The Associated Press
Somewhere around when TikTok videos were analyzing, with the intensity of the Zapruder film, whether spit flew at the Venice Film Festival premiere of Olivia Wilde’s “Don’t Worry Darling,” it became clear that the melodrama of the movie’s promotional tour had easily eclipsed the movie, itself.
The tabloid frenzy that engulfed “Don’t Worry Darling” was so public, so out in the open that it quickly passed into something kind of exhausting. I would definitely rather re-watch “Don’t Worry Darling” the movie than replay that media storm. But in some ways, the on-screen and off-screen dramas go hand-in-hand. Like that fraught Venice debut, Wilde’s movie, set in a Palm Springs fantasy world, brings together beautiful faces in a sunny, fashionable locale with the possibility of sinister doings afoot.
“Don’t Worry Darling,” which opens in theaters Friday, takes a kind of “Stepford Wives” or “Truman Show” concept and reorients it with a potent #MeToo lens. All the ingredients are here for a powerful dystopic drama: Wilde, an ascendant filmmaker coming off her terrific debut, the 2019 teen comedy “Booksmart”; Florence Pugh, one of the most electric young actors working in film today; Harry Style’s pop presence; and some sensational mid-century modern production design thanks to Richard Neutra’s Kaufmann Desert House.
Yet for all its promise, “Don’t Worry Darling” at every twist and turn lacks the right balance of suspense. Wilde, working from a script by Katie Silberman, conjures a kind of ’50s-style utopia in which the young married couple Alice (Pugh) and Jack Kramden (Styles) live on a picturesque cul-de-sac. Every morning the devoted housewives kiss their suit-clad husbands goodbye before they drive off to a mysterious dirt mountain in the desert to do whatever keeps this strange male fantasy humming.
At least since Shirley Jackson’s “The Lottery,” marrying routine and ritual with ominous cracks in a social facade has been a fine foundation for conspiratorial thrillers of all kinds, from “The Twilight Zone” to “Get Out.” And though it’s a compelling starting framework for “Don’t Worry Darling,” every little revelation is bluntly over-the-top, sapping the movie of any mystery. The town is named Victory and its only Black resident is a traumatized woman (KiKi Layne) who shouts “Why are we here?” before quickly being disappeared. No more subtle is the town’s cult-like leader, Frank (Chris Pine, smoothly devious), preaching about keeping “chaos” at bay.

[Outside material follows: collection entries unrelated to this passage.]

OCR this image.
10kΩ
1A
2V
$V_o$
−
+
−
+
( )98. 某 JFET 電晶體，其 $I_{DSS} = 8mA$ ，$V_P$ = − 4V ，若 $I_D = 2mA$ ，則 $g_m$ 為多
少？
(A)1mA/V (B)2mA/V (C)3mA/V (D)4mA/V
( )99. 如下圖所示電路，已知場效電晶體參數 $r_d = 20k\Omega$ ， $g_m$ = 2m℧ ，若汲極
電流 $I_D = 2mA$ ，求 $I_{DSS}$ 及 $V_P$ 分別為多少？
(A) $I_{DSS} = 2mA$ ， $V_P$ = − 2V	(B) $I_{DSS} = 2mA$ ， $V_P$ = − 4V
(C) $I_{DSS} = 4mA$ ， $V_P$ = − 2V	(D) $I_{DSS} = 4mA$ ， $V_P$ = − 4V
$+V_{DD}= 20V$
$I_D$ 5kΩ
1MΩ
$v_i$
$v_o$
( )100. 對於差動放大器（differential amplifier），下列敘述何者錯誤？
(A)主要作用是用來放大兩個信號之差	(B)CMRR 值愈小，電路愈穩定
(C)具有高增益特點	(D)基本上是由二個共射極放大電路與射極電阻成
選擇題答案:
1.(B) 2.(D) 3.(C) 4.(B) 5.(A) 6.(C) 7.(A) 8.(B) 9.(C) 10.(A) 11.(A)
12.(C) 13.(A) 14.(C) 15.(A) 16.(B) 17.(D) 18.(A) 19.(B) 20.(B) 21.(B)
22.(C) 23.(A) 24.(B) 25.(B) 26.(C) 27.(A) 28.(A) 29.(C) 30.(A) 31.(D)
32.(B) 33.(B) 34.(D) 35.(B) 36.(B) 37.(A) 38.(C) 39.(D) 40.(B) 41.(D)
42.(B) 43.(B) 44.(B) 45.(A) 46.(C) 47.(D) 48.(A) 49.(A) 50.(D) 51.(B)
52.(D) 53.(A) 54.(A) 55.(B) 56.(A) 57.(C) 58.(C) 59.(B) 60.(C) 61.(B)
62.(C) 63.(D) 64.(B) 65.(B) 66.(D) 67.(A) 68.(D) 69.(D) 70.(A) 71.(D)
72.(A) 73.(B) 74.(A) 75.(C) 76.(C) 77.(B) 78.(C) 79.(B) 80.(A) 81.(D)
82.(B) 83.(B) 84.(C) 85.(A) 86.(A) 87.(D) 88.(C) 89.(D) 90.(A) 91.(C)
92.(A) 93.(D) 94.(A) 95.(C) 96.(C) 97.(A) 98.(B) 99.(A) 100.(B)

But it’s still easy enough to go along with the film because, well, Pugh. If her devotion to the film has been uncertain during its release, Pugh’s commitment to the role is far harder to question. It’s often riveting following her increasingly paranoid psychology as Alice’s growing suspicions cause her to doubt everything, maybe even her own seemingly perfect husband.
For a while, “Don’t Worry Darling” seems to be an almost perfect Hollywood embodiment of the King Princess song, “1950.” (“I like it when we play 1950.”) Pugh and Styles have a glamorous chemistry together, even if their codified gender roles — Alice greets him at the end of the day at the front door with a cocktail in hand — are increasingly dubious. Style’s performance, along with his in the upcoming “My Policeman, ” hint at real possibility for him as a movie star of cryptic allure.
“Don’t Worry Darling” is ultimately neither worthy of all the off-screen fuss nor quite the on-screen disappointment it’s been made out to be. It’s a promising but clunky thriller that feels to me like it’s mistaken two acts for three, overly drawing out the portentous set-up and leaving off the story, after its big twist ending, just as it’s getting interesting.
“Don’t Worry Darling,” a Warner Bros. release, is rated R by the Motion Picture Association of America for sexuality, violent content and language. Running time: 123 minutes. Two and a half stars out of four.